Lula veta projeto que reconhecia estágio como experiência profissional formal

Governo afirma que proposta descaracteriza finalidade educacional do estágio e pode gerar distorções em concursos públicos


Por Rota Araguaia em 11/05/2026 às 13:32 hs

Lula veta projeto que reconhecia estágio como experiência profissional formal
Reprodução

Redação

 

O presidente Luiz Inácio Lula da Silva vetou integralmente o projeto de lei que previa o reconhecimento do estágio como experiência profissional formal. A decisão foi publicada no Diário Oficial da União desta segunda-feira (11) e impede que o período de estágio passe a valer automaticamente como comprovação de experiência no mercado de trabalho e em concursos públicos.

A proposta alterava a Lei do Estágio para estabelecer que as atividades desenvolvidas por estudantes durante a formação acadêmica fossem consideradas experiência profissional prévia. O texto também previa que órgãos públicos regulamentassem a utilização desse período em provas de títulos de concursos.

O projeto havia sido aprovado pelo Congresso Nacional com o argumento de facilitar a entrada de jovens no mercado de trabalho. Defensores da proposta alegavam que recém-formados enfrentam dificuldades para conseguir emprego mesmo após anos de estágio supervisionado, devido à exigência de experiência formal pelas empresas.

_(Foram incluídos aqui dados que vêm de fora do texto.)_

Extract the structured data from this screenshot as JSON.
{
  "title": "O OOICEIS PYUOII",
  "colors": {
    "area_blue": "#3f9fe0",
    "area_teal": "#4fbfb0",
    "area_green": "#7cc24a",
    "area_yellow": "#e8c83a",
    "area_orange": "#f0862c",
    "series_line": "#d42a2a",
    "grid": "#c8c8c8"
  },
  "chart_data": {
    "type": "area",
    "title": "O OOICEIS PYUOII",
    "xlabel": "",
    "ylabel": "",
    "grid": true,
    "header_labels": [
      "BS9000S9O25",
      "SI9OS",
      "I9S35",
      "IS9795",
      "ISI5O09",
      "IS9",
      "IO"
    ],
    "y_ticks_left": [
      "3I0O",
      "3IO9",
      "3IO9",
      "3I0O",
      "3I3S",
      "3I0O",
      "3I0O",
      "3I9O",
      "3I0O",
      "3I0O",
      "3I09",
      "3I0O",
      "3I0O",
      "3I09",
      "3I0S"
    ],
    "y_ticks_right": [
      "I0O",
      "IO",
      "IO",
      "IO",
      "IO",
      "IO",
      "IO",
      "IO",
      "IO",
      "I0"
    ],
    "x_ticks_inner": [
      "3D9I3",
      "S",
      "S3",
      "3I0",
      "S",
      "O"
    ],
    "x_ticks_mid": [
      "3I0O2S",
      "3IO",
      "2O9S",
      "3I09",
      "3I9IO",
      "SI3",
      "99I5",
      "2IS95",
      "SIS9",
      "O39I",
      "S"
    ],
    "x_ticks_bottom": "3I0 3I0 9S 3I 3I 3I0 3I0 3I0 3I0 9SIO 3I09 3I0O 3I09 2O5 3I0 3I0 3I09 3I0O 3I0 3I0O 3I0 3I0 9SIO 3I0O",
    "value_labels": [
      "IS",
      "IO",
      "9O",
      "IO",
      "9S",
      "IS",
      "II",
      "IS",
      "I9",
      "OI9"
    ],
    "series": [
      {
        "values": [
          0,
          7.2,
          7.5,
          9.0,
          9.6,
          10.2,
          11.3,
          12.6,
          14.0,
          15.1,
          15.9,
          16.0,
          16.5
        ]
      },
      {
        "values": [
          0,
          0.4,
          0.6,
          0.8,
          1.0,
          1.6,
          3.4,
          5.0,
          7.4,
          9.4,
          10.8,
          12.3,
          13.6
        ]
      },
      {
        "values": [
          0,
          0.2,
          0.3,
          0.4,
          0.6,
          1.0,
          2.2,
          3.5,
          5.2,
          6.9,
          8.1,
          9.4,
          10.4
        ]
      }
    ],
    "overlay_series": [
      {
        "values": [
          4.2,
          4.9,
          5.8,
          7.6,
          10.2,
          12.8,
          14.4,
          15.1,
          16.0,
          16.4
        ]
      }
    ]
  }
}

Na justificativa do veto, o Palácio do Planalto afirmou que o estágio possui finalidade educacional e pedagógica, não podendo ser equiparado a uma relação profissional formal. Segundo o governo federal, a mudança descaracterizaria o modelo previsto na legislação atual, que trata o estágio como complemento do processo de aprendizagem.

O Executivo também argumentou que a proposta poderia provocar distorções em concursos públicos ao ampliar os critérios para reconhecimento de experiência profissional em provas de títulos.

O veto presidencial foi embasado em pareceres do Ministério da Educação, do Ministério da Gestão e Inovação e da Advocacia-Geral da União (AGU).

Além das questões de mérito, o governo apontou possível inconstitucionalidade no texto. Conforme o despacho presidencial, o projeto invadiria competências de estados e municípios ao impor regras gerais ao Poder Público sobre a regulamentação de concursos e processos seletivos.

Segundo o entendimento do Planalto, a Constituição garante autonomia administrativa aos entes federativos para definir critérios próprios em seleções públicas.

 

Com o veto integral, o projeto retorna agora ao Congresso Nacional. Deputados e senadores poderão decidir, em sessão conjunta, se mantêm ou derrubam a decisão presidencial. Caso o veto seja rejeitado, a proposta poderá ser promulgada e entrar em vigor mesmo sem o aval do Executivo.